My online writing group is a wonderful and encouraging community. I no longer write to every prompt-of-the-day, but I try to read what others write and I contribute as I can. Yesterday’s prompt was “The Great Outdoors.”
Oh goodness, choose one favourite place? Just one?
Should it be the tiny prairie cemetery where I feel my heritage most keenly?
My dad’s sisters, my grandfather, his parents, and their parents are buried there. Kingbirds light on the trees, swallows ride the thermals and more often than not, tumbleweeds are actually tumbling. It’s near Great-Grandpa’s cathedral, the large clearing surrounded by birch saints and prairie-sky stained glass.There are other places where I think I can hide, but when I visit that tiny piece of land a mere mile away from where my great-great-grandfather homesteaded, all such pretenses fade away. Without fail, I cry.
It’s the place I feel most naked before God.
Perhaps it’s the top of Mont Blanc, Switzerland–a place we hadn’t intended on visiting but that gave us one of THOSE moments. It is the only place I ever felt altitude sickness, unable to breathe or stand straight for the first hour. The muted colours melted into each other as though blended by a master’s brush–which of course they were. Yet, a look to the other side revealed the harsh reality of such a place. Craggy peaks that would not hesitate to take one’s life instantly, should one fall. I admired the hikers there, the brave ones who would test their own limits as they negotiated a path down through the snow.

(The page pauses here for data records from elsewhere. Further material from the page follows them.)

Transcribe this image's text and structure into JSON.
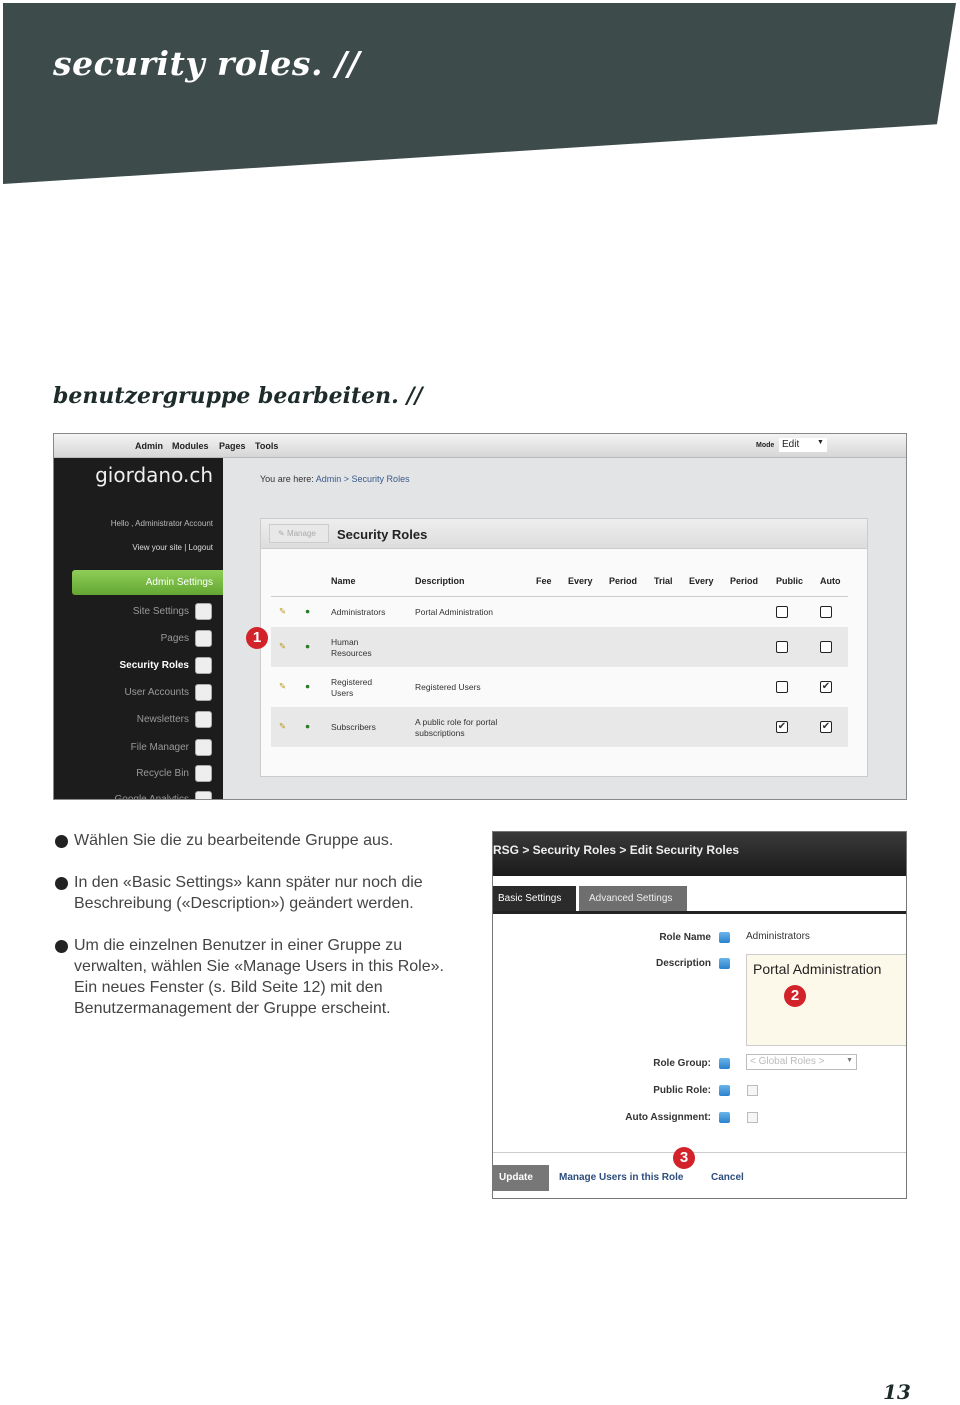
{
  "header": {
    "title": "security roles. //",
    "subtitle": "benutzergruppe bearbeiten. //",
    "banner_color": "#3d4b4b"
  },
  "screenshot1": {
    "menu": [
      "Admin",
      "Modules",
      "Pages",
      "Tools"
    ],
    "mode_label": "Mode",
    "mode_value": "Edit",
    "logo": "giordano.ch",
    "hello": "Hello , Administrator Account",
    "links": "View your site | Logout",
    "admin_settings": "Admin Settings",
    "sidebar": [
      {
        "label": "Site Settings",
        "icon": "site-settings-icon"
      },
      {
        "label": "Pages",
        "icon": "page-icon"
      },
      {
        "label": "Security Roles",
        "icon": "security-roles-icon",
        "active": true
      },
      {
        "label": "User Accounts",
        "icon": "user-accounts-icon"
      },
      {
        "label": "Newsletters",
        "icon": "newsletter-icon"
      },
      {
        "label": "File Manager",
        "icon": "folder-icon"
      },
      {
        "label": "Recycle Bin",
        "icon": "trash-icon"
      },
      {
        "label": "Google Analytics",
        "icon": "google-analytics-icon"
      }
    ],
    "breadcrumb": {
      "prefix": "You are here:",
      "root": "Admin",
      "sep": ">",
      "current": "Security Roles"
    },
    "manage_label": "Manage",
    "panel_title": "Security Roles",
    "columns": [
      "Name",
      "Description",
      "Fee",
      "Every",
      "Period",
      "Trial",
      "Every",
      "Period",
      "Public",
      "Auto"
    ],
    "rows": [
      {
        "name": "Administrators",
        "description": "Portal Administration",
        "public": false,
        "auto": false
      },
      {
        "name": "Human Resources",
        "description": "",
        "public": false,
        "auto": false
      },
      {
        "name": "Registered Users",
        "description": "Registered Users",
        "public": false,
        "auto": true
      },
      {
        "name": "Subscribers",
        "description": "A public role for portal subscriptions",
        "public": true,
        "auto": true
      }
    ],
    "marker": "1"
  },
  "notes": [
    {
      "num": "1",
      "text": "Wählen Sie die zu bearbeitende Gruppe aus."
    },
    {
      "num": "2",
      "text": "In den «Basic Settings» kann später nur noch die Beschreibung («Description») geändert werden."
    },
    {
      "num": "3",
      "text": "Um die einzelnen Benutzer in einer Gruppe zu verwalten, wählen Sie «Manage Users in this Role». Ein neues Fenster (s. Bild Seite 12) mit den Benutzermanagement der Gruppe erscheint."
    }
  ],
  "screenshot2": {
    "breadcrumb": "RSG > Security Roles > Edit Security Roles",
    "tabs": [
      "Basic Settings",
      "Advanced Settings"
    ],
    "role_name_label": "Role Name",
    "role_name": "Administrators",
    "description_label": "Description",
    "description": "Portal Administration",
    "role_group_label": "Role Group:",
    "role_group": "< Global Roles >",
    "public_role_label": "Public Role:",
    "public_role": false,
    "auto_assignment_label": "Auto Assignment:",
    "auto_assignment": false,
    "update": "Update",
    "manage_users": "Manage Users in this Role",
    "cancel": "Cancel",
    "marker2": "2",
    "marker3": "3"
  },
  "page_number": "13",
  "accent": "#d2232a"
}
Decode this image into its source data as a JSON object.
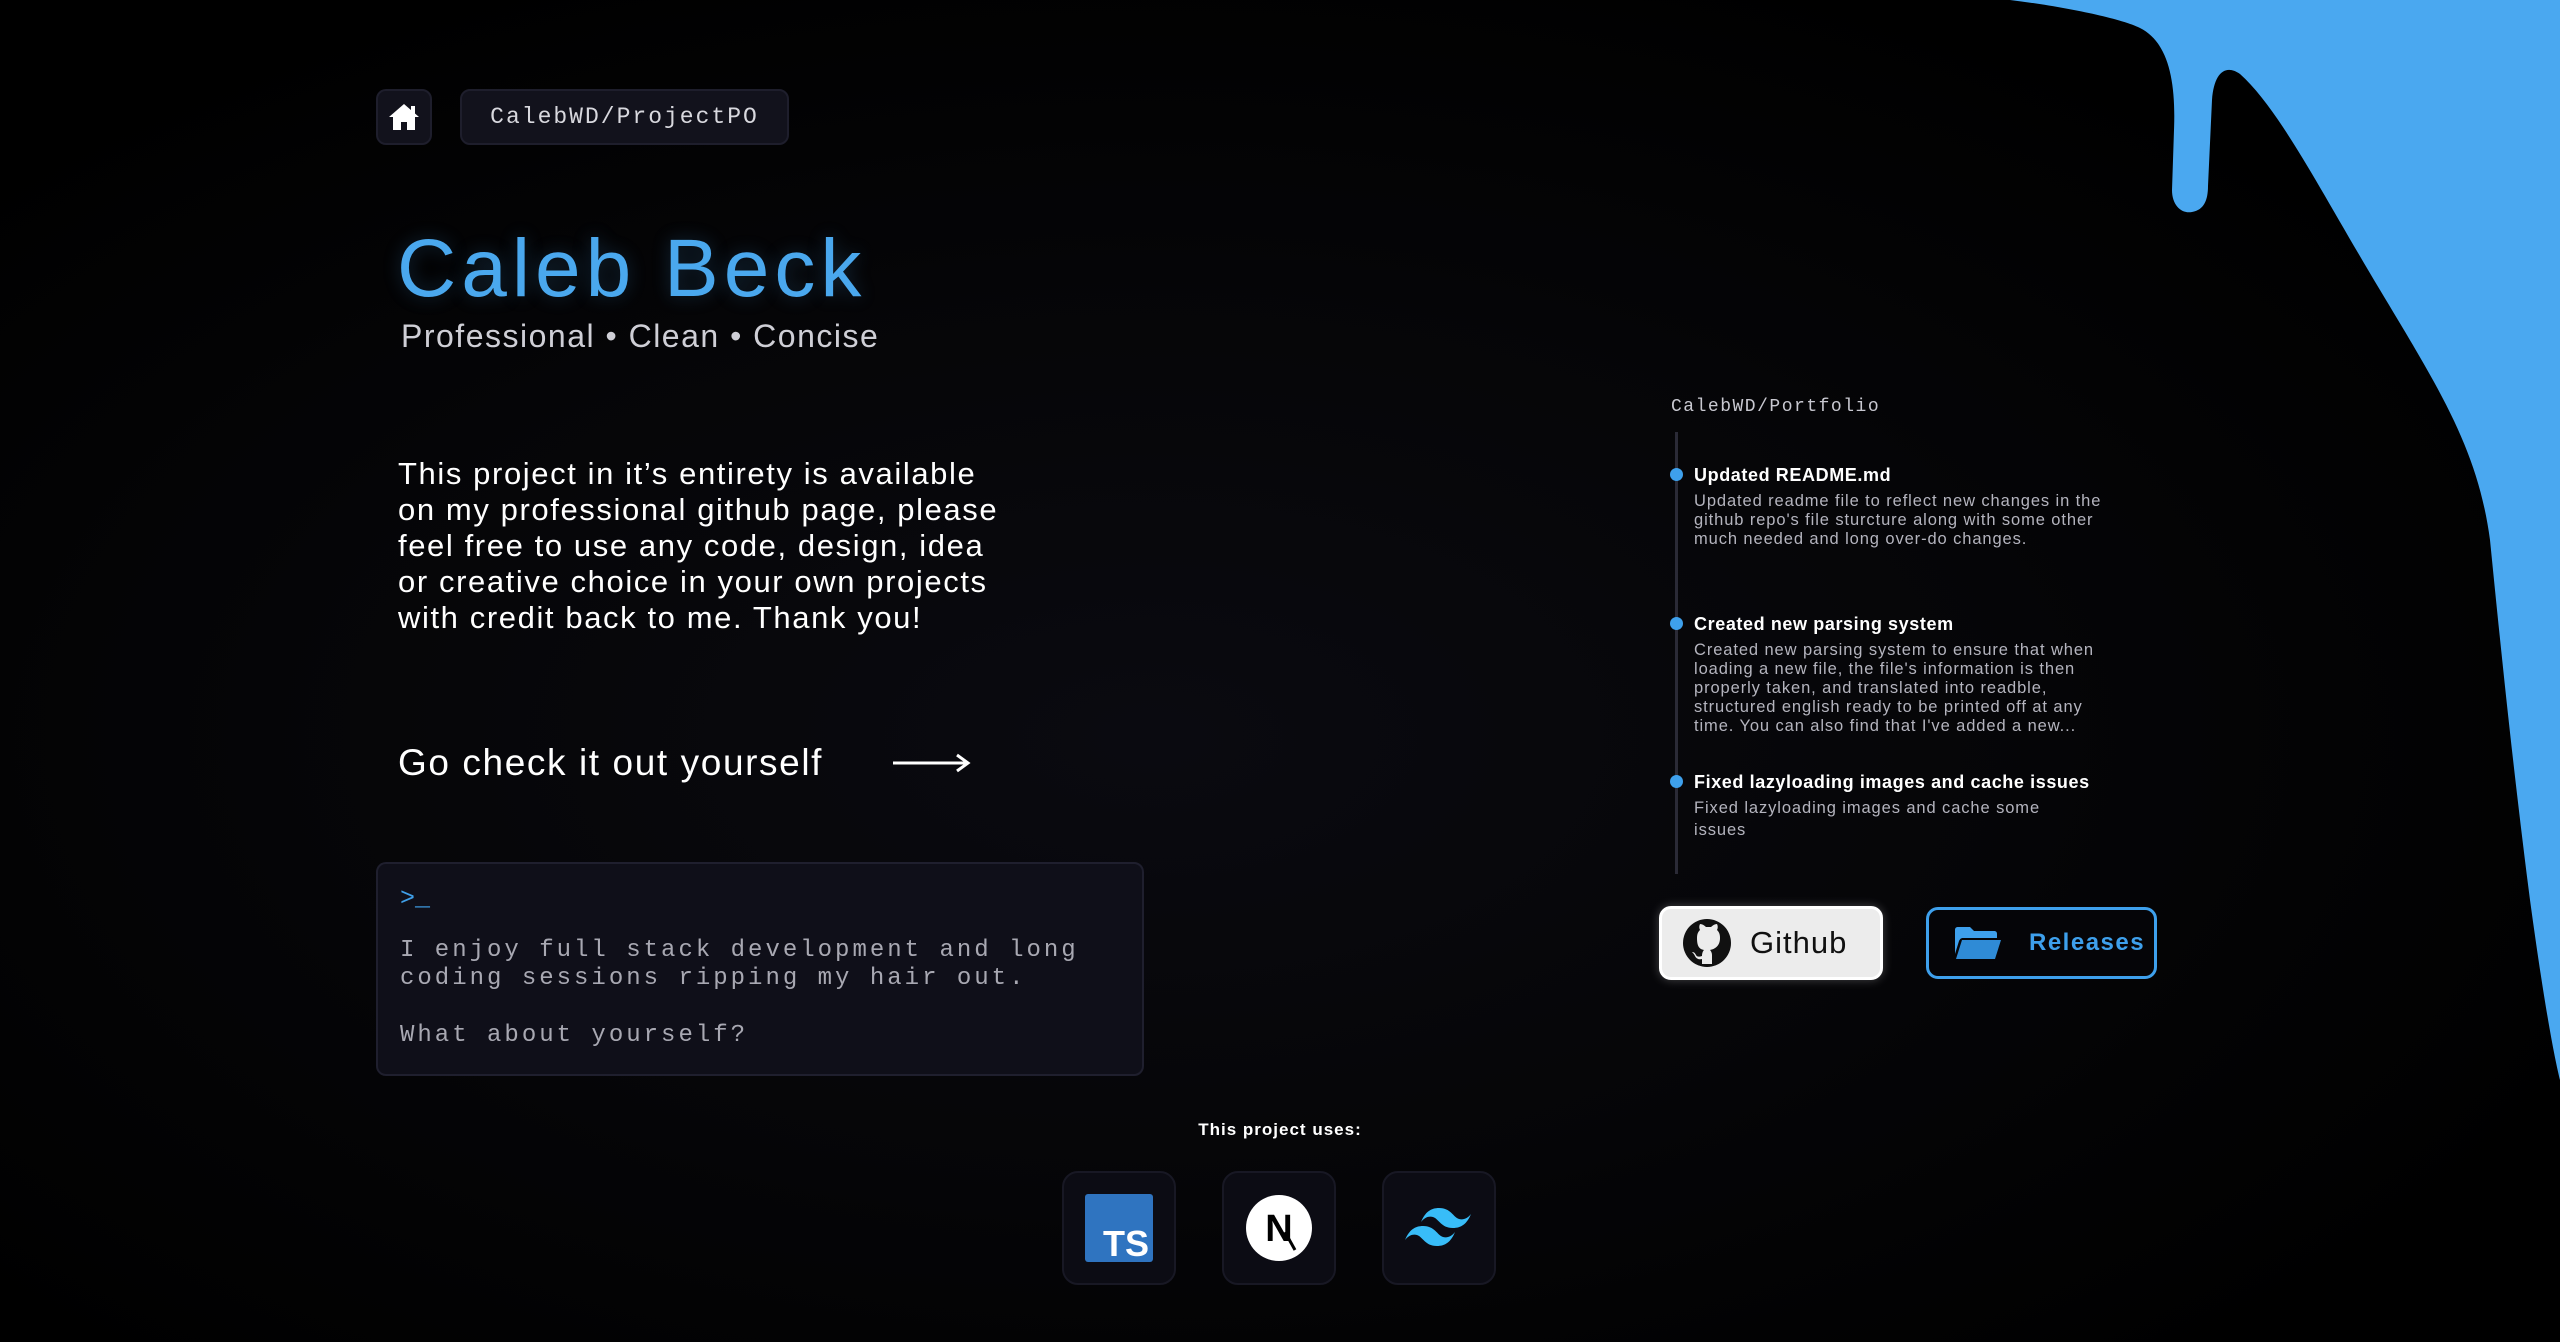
{
  "colors": {
    "accent": "#3EA0EC",
    "background": "#000000",
    "blob": "#4AA8F0",
    "terminal_bg": "#0F0F19",
    "typescript": "#2F74C0",
    "tailwind": "#38BDF8"
  },
  "header": {
    "home_icon": "home-icon",
    "repo_label": "CalebWD/ProjectPO"
  },
  "hero": {
    "name": "Caleb Beck",
    "tagline": "Professional • Clean • Concise",
    "intro_lines": [
      "This project in it’s entirety is available",
      "on my professional github page, please",
      "feel free to use any code, design, idea",
      "or creative choice in your own projects",
      "with credit back to me. Thank you!"
    ],
    "cta_label": "Go check it out yourself",
    "cta_icon": "arrow-right-icon"
  },
  "terminal": {
    "prompt": ">_",
    "lines": [
      "I enjoy full stack development and long",
      "coding sessions ripping my hair out."
    ],
    "question": "What about yourself?"
  },
  "tech": {
    "label": "This project uses:",
    "items": [
      {
        "name": "typescript-icon",
        "text": "TS"
      },
      {
        "name": "nextjs-icon",
        "text": "N"
      },
      {
        "name": "tailwind-icon"
      }
    ]
  },
  "timeline": {
    "repo": "CalebWD/Portfolio",
    "items": [
      {
        "title": "Updated README.md",
        "desc_lines": [
          "Updated readme file to reflect new changes in the",
          "github repo's file sturcture along with some other",
          "much needed and long over-do changes."
        ]
      },
      {
        "title": "Created new parsing system",
        "desc_lines": [
          "Created new parsing system to ensure that when",
          "loading a new file, the file's information is then",
          "properly taken, and translated into readble,",
          "structured english ready to be printed off at any",
          "time. You can also find that I've added a new..."
        ]
      },
      {
        "title": "Fixed lazyloading images and cache issues",
        "desc_lines": [
          "Fixed lazyloading images and cache some",
          "issues"
        ]
      }
    ]
  },
  "actions": {
    "github_label": "Github",
    "github_icon": "github-icon",
    "releases_label": "Releases",
    "releases_icon": "folder-open-icon"
  }
}
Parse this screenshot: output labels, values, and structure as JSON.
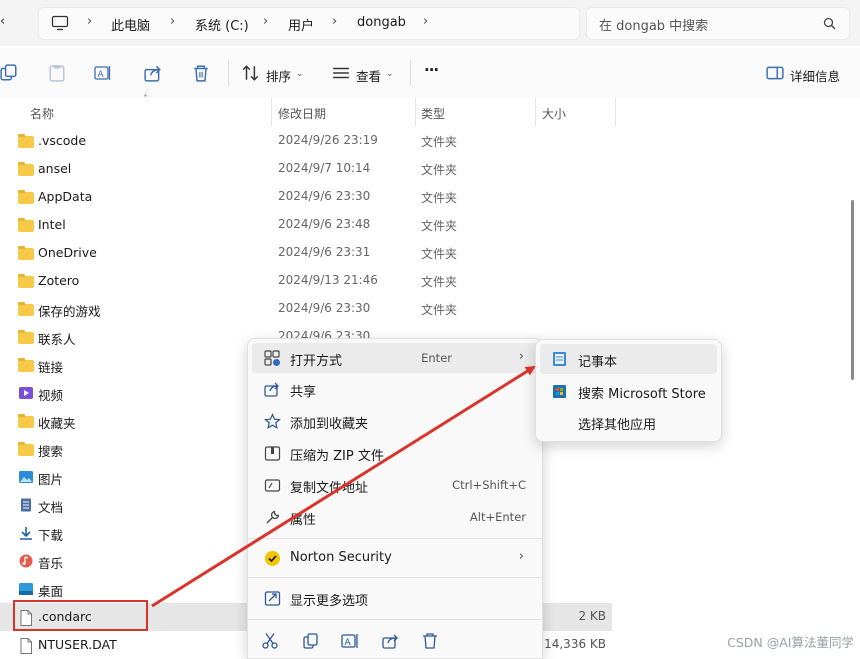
{
  "address": {
    "segments": [
      "此电脑",
      "系统 (C:)",
      "用户",
      "dongab"
    ],
    "search_placeholder": "在 dongab 中搜索"
  },
  "toolbar": {
    "sort_label": "排序",
    "view_label": "查看",
    "more_label": "···",
    "details_label": "详细信息"
  },
  "columns": {
    "name": "名称",
    "date": "修改日期",
    "type": "类型",
    "size": "大小"
  },
  "files": [
    {
      "name": ".vscode",
      "date": "2024/9/26 23:19",
      "type": "文件夹",
      "icon": "folder-icon"
    },
    {
      "name": "ansel",
      "date": "2024/9/7 10:14",
      "type": "文件夹",
      "icon": "folder-icon"
    },
    {
      "name": "AppData",
      "date": "2024/9/6 23:30",
      "type": "文件夹",
      "icon": "folder-icon"
    },
    {
      "name": "Intel",
      "date": "2024/9/6 23:48",
      "type": "文件夹",
      "icon": "folder-icon"
    },
    {
      "name": "OneDrive",
      "date": "2024/9/6 23:31",
      "type": "文件夹",
      "icon": "folder-icon"
    },
    {
      "name": "Zotero",
      "date": "2024/9/13 21:46",
      "type": "文件夹",
      "icon": "folder-icon"
    },
    {
      "name": "保存的游戏",
      "date": "2024/9/6 23:30",
      "type": "文件夹",
      "icon": "folder-icon"
    },
    {
      "name": "联系人",
      "date": "2024/9/6 23:30",
      "type": "",
      "icon": "folder-icon"
    },
    {
      "name": "链接",
      "date": "",
      "type": "",
      "icon": "folder-icon"
    },
    {
      "name": "视频",
      "date": "",
      "type": "",
      "icon": "video-icon"
    },
    {
      "name": "收藏夹",
      "date": "",
      "type": "",
      "icon": "folder-icon"
    },
    {
      "name": "搜索",
      "date": "",
      "type": "",
      "icon": "folder-icon"
    },
    {
      "name": "图片",
      "date": "",
      "type": "",
      "icon": "picture-icon"
    },
    {
      "name": "文档",
      "date": "",
      "type": "",
      "icon": "document-icon"
    },
    {
      "name": "下载",
      "date": "",
      "type": "",
      "icon": "download-icon"
    },
    {
      "name": "音乐",
      "date": "",
      "type": "",
      "icon": "music-icon"
    },
    {
      "name": "桌面",
      "date": "",
      "type": "",
      "icon": "desktop-icon"
    },
    {
      "name": ".condarc",
      "date": "",
      "type": "",
      "size": "2 KB",
      "icon": "file-icon",
      "selected": true
    },
    {
      "name": "NTUSER.DAT",
      "date": "",
      "type": "",
      "size": "14,336 KB",
      "icon": "file-icon"
    }
  ],
  "context_menu": {
    "items": [
      {
        "label": "打开方式",
        "key": "Enter",
        "icon": "open-with-icon",
        "submenu": true,
        "highlighted": true
      },
      {
        "label": "共享",
        "key": "",
        "icon": "share-icon"
      },
      {
        "label": "添加到收藏夹",
        "key": "",
        "icon": "star-icon"
      },
      {
        "label": "压缩为 ZIP 文件",
        "key": "",
        "icon": "zip-icon"
      },
      {
        "label": "复制文件地址",
        "key": "Ctrl+Shift+C",
        "icon": "copy-path-icon"
      },
      {
        "label": "属性",
        "key": "Alt+Enter",
        "icon": "wrench-icon"
      }
    ],
    "norton_label": "Norton Security",
    "more_options_label": "显示更多选项"
  },
  "submenu": {
    "items": [
      {
        "label": "记事本",
        "icon": "notepad-icon",
        "highlighted": true
      },
      {
        "label": "搜索 Microsoft Store",
        "icon": "store-icon"
      },
      {
        "label": "选择其他应用",
        "icon": ""
      }
    ]
  },
  "watermark": "CSDN @AI算法董同学",
  "colors": {
    "annotation": "#d9342b",
    "folder": "#f7c948",
    "accent": "#2b5797"
  }
}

It was a moment where I felt privileged and yet so small.
Another of my favourite outdoor spots is closer to my home. Last year I discovered how accessible the river is to me, and it is a delight. I live near the aviation museum, so I often see a 1930s era biplane overhead. The distinctive buzz of its engine mingles with the chugging of boats on the water. The trail is a place to connect with other walkers, a place shared with beavers munching on twigs, woodpeckers hammering bugs from old trees, geese settling arguments, and goldfinches delighting in the freedom to swoop. I am able find clarity as I walk and think.
It’s a regular blessing.
Sometimes however, favourite places are intensely painful places. The incredible vista where my nephew’s ashes blend with the mountain is both stunning and heart-wrenching.
It is a reminder both of what used to be and what should have been.
But maybe that’s the point. Whether it’s a place that brings us closer to a memory, or a place that makes us look up from our phones and unplug our headsets, whether we are able to wander freely–and recognize the privilege of being able to do so–or whether it is a place that makes us feel naked and vulnerable, I think God gives us “favourite places” because those are the ones where we just might pay attention. These are the moments when we are pulled out of our own myopic little universes and swept into the realization of something bigger.
I think I’m going for a walk now. Join me?
What places in your world speak to you like this?